Bientôt la respiration régulière de Sonia prouva que la jeune femme dormait ou faisait semblant, mais que de toute façon elle ne dialoguerait plus. Zélie commençait d’avoir des doutes sur le vol de ces clichés, se demandait si à son insu elle n’avait pas photographié un détail accusateur, notamment en ce qui concernait Riviere ou Alfred Gaillac. Pourquoi pas ce dernier ? Oui Alfred Gaillac certainement, car pour elle Rivière avait été tué pour d’autres raisons qu’une complicité dans les pillages. C’était un honnête homme qui avait dû être le témoin des exploits de ces bandes de détrousseurs. Alfred Gaillac, que les gendarmes partis pour Cubières avaient tenté de raisonner la veille, pour qu’il renonce à s’enfermer avec sa femme et son fils dans sa maison, « pareille qu’un tombeau », avait dit Marceline. Gaillac le cousin éloigné de Grizal qui avait renvoyé à sa femme Carmen le contenu des poches du mort et qui éventuellement possédait quelques objets appartenant à Jean, son mari.
Elle ne parvenait pas à s’endormir. La présence de Sonia endormie auprès d’elle était lourde de parfums excessifs, charnels. Sa chaleur irradiait tant que Zélie avait beau s’écarter, elle baignait dedans. À moins de quitter le lit elle ne pouvait y échapper et c’était à la fois désagréable et troublant.

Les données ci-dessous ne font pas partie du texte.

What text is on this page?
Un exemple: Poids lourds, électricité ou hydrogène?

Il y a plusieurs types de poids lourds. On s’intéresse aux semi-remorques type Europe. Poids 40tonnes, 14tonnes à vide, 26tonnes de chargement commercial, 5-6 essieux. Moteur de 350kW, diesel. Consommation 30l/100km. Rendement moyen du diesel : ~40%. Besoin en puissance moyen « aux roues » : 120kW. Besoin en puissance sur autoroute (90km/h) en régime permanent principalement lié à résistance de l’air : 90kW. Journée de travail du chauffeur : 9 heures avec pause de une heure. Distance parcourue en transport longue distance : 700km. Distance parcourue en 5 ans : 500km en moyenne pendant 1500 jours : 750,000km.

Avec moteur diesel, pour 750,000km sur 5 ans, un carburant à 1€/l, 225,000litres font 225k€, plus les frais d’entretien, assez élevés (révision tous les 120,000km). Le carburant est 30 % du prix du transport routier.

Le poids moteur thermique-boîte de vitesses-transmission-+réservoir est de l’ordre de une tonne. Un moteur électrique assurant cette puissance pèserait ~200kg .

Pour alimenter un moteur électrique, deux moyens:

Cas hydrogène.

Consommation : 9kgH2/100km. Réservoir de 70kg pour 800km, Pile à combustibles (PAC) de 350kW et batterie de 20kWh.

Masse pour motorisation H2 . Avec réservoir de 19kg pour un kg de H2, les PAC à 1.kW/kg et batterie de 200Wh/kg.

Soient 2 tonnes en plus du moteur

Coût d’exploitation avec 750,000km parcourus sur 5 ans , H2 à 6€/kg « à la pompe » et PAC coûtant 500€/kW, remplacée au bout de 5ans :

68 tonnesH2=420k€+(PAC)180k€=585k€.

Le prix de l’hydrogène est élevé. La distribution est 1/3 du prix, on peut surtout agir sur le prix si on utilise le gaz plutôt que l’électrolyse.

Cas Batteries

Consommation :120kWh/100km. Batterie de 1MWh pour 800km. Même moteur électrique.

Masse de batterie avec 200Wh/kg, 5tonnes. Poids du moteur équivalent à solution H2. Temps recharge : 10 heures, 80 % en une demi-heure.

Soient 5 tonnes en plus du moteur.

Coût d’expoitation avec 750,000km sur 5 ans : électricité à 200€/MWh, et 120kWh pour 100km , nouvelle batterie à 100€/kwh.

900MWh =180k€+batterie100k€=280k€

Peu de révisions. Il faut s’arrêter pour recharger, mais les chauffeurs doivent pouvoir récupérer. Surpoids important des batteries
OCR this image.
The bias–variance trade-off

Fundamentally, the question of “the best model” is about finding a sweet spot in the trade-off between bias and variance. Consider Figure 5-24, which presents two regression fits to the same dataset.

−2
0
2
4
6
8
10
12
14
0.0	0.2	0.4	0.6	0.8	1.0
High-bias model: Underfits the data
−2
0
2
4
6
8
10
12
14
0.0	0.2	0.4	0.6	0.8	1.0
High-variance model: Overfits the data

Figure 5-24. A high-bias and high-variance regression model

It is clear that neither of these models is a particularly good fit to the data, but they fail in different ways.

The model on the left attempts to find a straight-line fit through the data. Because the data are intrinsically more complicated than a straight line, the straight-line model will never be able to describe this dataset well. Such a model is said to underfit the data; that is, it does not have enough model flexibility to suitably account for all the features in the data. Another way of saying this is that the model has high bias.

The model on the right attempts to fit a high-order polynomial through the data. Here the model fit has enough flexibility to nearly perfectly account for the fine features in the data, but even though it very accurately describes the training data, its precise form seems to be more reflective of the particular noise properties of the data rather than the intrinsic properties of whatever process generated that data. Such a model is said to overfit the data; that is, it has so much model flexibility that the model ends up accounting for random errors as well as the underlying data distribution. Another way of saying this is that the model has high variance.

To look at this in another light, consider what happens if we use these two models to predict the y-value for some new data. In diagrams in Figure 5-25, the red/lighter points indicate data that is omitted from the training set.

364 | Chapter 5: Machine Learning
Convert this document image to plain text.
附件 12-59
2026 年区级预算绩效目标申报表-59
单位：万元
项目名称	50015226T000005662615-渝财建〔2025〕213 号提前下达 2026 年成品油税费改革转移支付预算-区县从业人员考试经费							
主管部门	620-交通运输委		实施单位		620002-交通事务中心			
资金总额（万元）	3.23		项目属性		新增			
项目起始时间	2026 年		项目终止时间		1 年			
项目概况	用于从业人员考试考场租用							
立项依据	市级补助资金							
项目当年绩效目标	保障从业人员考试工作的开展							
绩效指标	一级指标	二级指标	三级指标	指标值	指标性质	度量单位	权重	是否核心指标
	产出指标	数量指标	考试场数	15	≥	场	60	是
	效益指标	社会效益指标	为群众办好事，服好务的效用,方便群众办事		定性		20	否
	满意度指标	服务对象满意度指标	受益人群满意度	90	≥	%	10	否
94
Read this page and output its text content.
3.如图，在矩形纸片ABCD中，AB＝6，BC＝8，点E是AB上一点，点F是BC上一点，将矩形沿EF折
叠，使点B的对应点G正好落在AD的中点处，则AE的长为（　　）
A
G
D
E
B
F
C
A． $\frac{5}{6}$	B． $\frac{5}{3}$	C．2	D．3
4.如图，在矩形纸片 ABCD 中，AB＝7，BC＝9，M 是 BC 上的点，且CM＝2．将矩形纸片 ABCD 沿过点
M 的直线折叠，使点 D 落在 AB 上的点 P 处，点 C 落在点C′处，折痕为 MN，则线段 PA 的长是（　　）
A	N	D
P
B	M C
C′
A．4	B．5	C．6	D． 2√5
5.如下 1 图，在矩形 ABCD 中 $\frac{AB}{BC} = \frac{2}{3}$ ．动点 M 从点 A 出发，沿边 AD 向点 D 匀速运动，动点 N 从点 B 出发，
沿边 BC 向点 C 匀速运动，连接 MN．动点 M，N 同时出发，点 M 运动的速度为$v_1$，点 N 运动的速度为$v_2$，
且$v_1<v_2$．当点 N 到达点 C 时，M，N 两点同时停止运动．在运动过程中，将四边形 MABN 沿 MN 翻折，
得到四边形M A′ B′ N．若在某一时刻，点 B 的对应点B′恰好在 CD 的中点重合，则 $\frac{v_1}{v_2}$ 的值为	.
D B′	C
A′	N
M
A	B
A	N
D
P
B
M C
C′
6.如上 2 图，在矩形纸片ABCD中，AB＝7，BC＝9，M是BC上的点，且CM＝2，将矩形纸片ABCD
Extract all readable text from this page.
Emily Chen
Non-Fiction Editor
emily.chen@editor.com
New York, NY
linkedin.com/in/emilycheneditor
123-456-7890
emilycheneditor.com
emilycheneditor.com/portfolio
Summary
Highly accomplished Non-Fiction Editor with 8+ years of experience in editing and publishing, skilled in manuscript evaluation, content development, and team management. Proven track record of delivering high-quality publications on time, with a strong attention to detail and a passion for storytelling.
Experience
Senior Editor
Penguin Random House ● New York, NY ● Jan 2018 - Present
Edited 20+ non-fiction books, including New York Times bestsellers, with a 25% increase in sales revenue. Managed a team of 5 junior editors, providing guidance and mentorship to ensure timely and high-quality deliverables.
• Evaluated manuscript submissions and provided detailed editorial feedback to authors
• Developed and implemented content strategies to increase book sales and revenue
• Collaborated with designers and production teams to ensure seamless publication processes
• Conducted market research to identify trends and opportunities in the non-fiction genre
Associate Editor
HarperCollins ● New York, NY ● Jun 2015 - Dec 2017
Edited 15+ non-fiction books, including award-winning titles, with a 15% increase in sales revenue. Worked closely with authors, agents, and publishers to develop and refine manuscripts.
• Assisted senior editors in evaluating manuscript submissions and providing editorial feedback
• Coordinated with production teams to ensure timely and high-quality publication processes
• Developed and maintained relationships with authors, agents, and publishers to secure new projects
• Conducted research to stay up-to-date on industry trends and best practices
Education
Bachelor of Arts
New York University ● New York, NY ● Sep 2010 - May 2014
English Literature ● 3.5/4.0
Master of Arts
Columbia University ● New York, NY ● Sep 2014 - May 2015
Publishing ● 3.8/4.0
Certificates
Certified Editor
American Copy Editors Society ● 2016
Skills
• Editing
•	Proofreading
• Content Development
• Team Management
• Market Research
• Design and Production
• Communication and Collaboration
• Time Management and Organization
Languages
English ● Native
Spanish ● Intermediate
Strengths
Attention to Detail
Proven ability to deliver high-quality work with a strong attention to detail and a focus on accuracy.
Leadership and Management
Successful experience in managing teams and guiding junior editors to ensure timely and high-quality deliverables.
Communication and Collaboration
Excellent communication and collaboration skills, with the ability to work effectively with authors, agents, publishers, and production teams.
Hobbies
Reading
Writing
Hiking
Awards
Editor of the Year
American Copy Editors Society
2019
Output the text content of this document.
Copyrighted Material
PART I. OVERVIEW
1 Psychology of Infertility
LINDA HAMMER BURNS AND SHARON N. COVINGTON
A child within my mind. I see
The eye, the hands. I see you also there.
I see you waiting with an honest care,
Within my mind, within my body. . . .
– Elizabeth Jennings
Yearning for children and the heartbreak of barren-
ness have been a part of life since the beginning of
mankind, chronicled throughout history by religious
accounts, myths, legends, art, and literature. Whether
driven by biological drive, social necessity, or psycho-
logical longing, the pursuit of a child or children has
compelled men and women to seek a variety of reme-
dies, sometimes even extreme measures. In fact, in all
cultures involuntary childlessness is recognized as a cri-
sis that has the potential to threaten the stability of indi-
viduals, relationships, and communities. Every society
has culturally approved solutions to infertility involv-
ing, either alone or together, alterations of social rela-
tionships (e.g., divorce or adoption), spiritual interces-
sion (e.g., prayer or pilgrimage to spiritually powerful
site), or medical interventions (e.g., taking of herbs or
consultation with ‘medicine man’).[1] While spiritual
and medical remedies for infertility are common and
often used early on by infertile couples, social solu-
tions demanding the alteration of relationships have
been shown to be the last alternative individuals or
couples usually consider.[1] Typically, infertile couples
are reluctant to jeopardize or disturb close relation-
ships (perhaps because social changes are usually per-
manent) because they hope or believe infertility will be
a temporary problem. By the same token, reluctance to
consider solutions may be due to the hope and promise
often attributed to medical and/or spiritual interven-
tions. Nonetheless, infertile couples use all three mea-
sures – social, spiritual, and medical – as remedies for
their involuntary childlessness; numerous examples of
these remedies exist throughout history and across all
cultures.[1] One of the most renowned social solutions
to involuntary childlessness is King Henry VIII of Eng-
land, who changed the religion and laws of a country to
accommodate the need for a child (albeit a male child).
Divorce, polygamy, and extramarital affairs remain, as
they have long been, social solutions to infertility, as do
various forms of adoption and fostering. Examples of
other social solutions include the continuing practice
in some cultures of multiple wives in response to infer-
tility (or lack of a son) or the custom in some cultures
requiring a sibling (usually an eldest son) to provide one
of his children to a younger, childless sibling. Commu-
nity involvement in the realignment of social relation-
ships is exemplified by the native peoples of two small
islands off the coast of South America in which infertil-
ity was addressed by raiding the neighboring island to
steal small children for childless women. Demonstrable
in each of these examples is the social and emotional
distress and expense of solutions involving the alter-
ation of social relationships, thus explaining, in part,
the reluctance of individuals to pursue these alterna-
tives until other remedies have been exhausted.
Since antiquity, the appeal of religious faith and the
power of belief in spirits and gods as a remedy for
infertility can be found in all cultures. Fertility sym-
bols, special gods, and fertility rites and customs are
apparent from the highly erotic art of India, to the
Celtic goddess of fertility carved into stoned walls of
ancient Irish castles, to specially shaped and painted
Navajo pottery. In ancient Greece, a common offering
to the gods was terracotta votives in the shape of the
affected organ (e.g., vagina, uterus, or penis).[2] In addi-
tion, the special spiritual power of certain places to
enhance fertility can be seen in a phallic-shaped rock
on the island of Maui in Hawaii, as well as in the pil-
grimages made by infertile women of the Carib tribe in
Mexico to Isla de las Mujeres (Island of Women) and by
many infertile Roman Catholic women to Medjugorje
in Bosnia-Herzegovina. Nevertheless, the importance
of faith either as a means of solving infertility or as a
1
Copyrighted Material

Depuis l’engagement de Jean elle dormait seule. Elle avait découvert que de chaque côté de son corps allongé le drap restait froid, hostile et que plus jamais elle ne retrouverait la tiédeur de son mari. Sonia, elle, brûlait, fiévreuse et pourtant elle s’en éloignait comme si elle redoutait de se laisser séduire par cette sensualité équivoque.